Wordscapes

Pikes Peak High ©1997 by Janet Brugos Mixed Media private collection

I have noticed that a particular word often invokes a whole scene. That scene could be from childhood or from a different period in my life.

Stripes

I see stripes everywhere. Rain running down a window pane, shadows elongating in a courtyard. Streams of water running down high mountains as in Pikes Peak High and in Ice Stripes.

Ice Stripes ©2020 Mixed Media by Janet Brugos collection the artist

Non conforming or eccentric:

Invokes how I came to be that way. My mother was a force to be reckoned with. We all loved her. That is my father, my brother, my sister and I plus many friends. My mother would suggest to me from an early age on what I should wear, how I should behave and what manners I should exhibit. Either table manners or how to meet a person. I always listened. I never did anything outrageous but I do remember one day when I was about ten, my mother asking me how many colors was I wearing. I think it was 13. I had plaid pants and a different plaid shirt. She let me leave without changing clothes. However that did make an impression on me. I always dressed for comfort but also counted the colors.

My father worked in the banking industry. From my earliest memories, he always wore a suit, a white shirt and a tie plus a hat. My mother often drove him to a train station in Chicago as he always tended to run late. There were occasions when he walked the five blocks to the 47th Street IC station in Chicago. Over the years he wore a number of hats but they were all rather similar–light colored straw with a black band.

Jacket from Guatemala worn by Harry Thomson in 1970s

When my father retired (early due to a medical condition) his manner of dress changed dramatically. I don’t recall him wearing a hat after that time. He grew a beard which was a bit scruffy–he would have been in style in the 21st century. When I think of him, I see him wearing his favorite jacket from Guatemala in black fabric with embroidered with colorful designs.

In a recent discussion with my East Coast daughter, she told me that she takes after me in the concept of how to dress. I wear what I want to wear even if that is not in style. I always loved to dress in costume.

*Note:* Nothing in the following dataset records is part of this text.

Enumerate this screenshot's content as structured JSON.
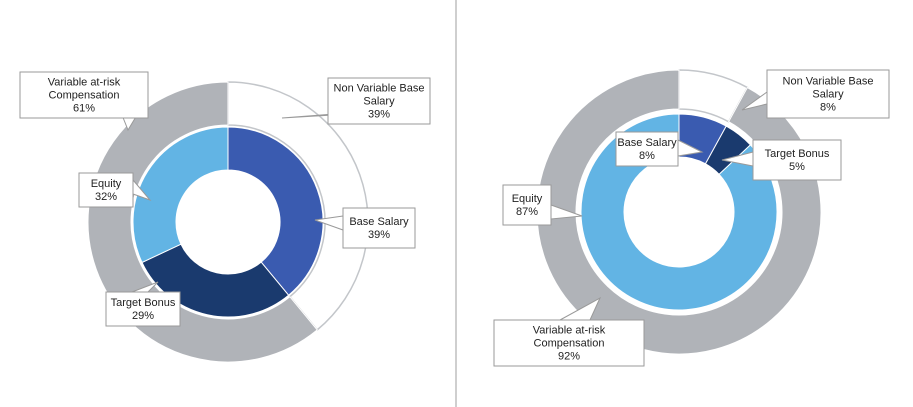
{
  "colors": {
    "base_salary": "#3a5bb0",
    "target_bonus": "#1a3a6e",
    "equity": "#62b4e4",
    "variable": "#b0b3b8",
    "non_variable": "#ffffff",
    "outline": "#c3c6ca",
    "divider": "#bfbfbf",
    "callout_border": "#9a9a9a"
  },
  "chart_data": [
    {
      "type": "donut",
      "title": "",
      "outer_ring": [
        {
          "key": "non_variable",
          "label_lines": [
            "Non Variable Base",
            "Salary"
          ],
          "value": 39,
          "pct_text": "39%"
        },
        {
          "key": "variable",
          "label_lines": [
            "Variable at-risk",
            "Compensation"
          ],
          "value": 61,
          "pct_text": "61%"
        }
      ],
      "inner_ring": [
        {
          "key": "base_salary",
          "label_lines": [
            "Base Salary"
          ],
          "value": 39,
          "pct_text": "39%"
        },
        {
          "key": "target_bonus",
          "label_lines": [
            "Target Bonus"
          ],
          "value": 29,
          "pct_text": "29%"
        },
        {
          "key": "equity",
          "label_lines": [
            "Equity"
          ],
          "value": 32,
          "pct_text": "32%"
        }
      ]
    },
    {
      "type": "donut",
      "title": "",
      "outer_ring": [
        {
          "key": "non_variable",
          "label_lines": [
            "Non Variable Base",
            "Salary"
          ],
          "value": 8,
          "pct_text": "8%"
        },
        {
          "key": "variable",
          "label_lines": [
            "Variable at-risk",
            "Compensation"
          ],
          "value": 92,
          "pct_text": "92%"
        }
      ],
      "inner_ring": [
        {
          "key": "base_salary",
          "label_lines": [
            "Base Salary"
          ],
          "value": 8,
          "pct_text": "8%"
        },
        {
          "key": "target_bonus",
          "label_lines": [
            "Target Bonus"
          ],
          "value": 5,
          "pct_text": "5%"
        },
        {
          "key": "equity",
          "label_lines": [
            "Equity"
          ],
          "value": 87,
          "pct_text": "87%"
        }
      ]
    }
  ]
}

In my many years associated with the Esperanto Organization, their annual world conferences had an occasion where people would wear their native clothes. I always felt I could not dress as a Native American as I do not have the right DNA. That event was always one of my favorites seeing lovely Japanese Kimonos, Eastern Block nations wearing their “elf shoes” with curled toes and then the colorful dresses with shawls and aprons of many of the Europeans. I told my daughter that the concept to wear what I wanted was inherited from my father.